Limitations of the Summary Care Record

I am glad the clinical leaders of Connecting for Health^1,2 have had a chance to reply to the concerns about data security and confidentiality laid out by Professor Anderson³ and Gordon Baird⁴ in February BJGP. In doing so they showed the weakness of their case and the strength of their opponents. In particular they protested about, ‘a number of factual errors and wrongly conflated aspects of the National Programme for IT’. Sadly they failed to show what Professor Anderson's errors actually were.

I have no trust in the seemingly limited Summary Care Record. I suspect in future it will become more extensive, and more available, and for purposes beyond direct patient care. It is a part of the expensive and increasingly discredited and distrusted National Programme for IT. It is a thin end of a wedge.

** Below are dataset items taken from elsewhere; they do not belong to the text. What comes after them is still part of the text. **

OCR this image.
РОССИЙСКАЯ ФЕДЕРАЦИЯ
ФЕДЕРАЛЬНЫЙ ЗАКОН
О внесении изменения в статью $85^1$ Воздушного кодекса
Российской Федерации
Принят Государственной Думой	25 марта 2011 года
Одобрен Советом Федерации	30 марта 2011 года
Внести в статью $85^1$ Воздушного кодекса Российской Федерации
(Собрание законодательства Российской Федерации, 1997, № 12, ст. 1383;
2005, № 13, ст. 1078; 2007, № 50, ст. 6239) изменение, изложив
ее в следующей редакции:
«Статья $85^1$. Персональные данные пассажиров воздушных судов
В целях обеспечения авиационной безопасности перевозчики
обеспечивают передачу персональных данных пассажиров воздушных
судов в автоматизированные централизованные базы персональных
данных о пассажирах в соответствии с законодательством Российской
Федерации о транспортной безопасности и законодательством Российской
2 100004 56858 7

The key phrase in Mark Davies et al's editorial is ‘Information governance’. The current evidence we have is that the government has no understanding of this, and only limited systems in place to fully secure data against loss. The recent loss of 15 million child benefit records showed this. Equally worrying was the apparent lack of concern among ministers, and the willingness of senior managers to blame the debacle on a junior staff member.

My own medical notes have 93c3 ‘refuses consent to have health records transferred to central database’ added to them. I will encourage my patients to do likewise. I think that this will give them more control over their medical records than any centralised system.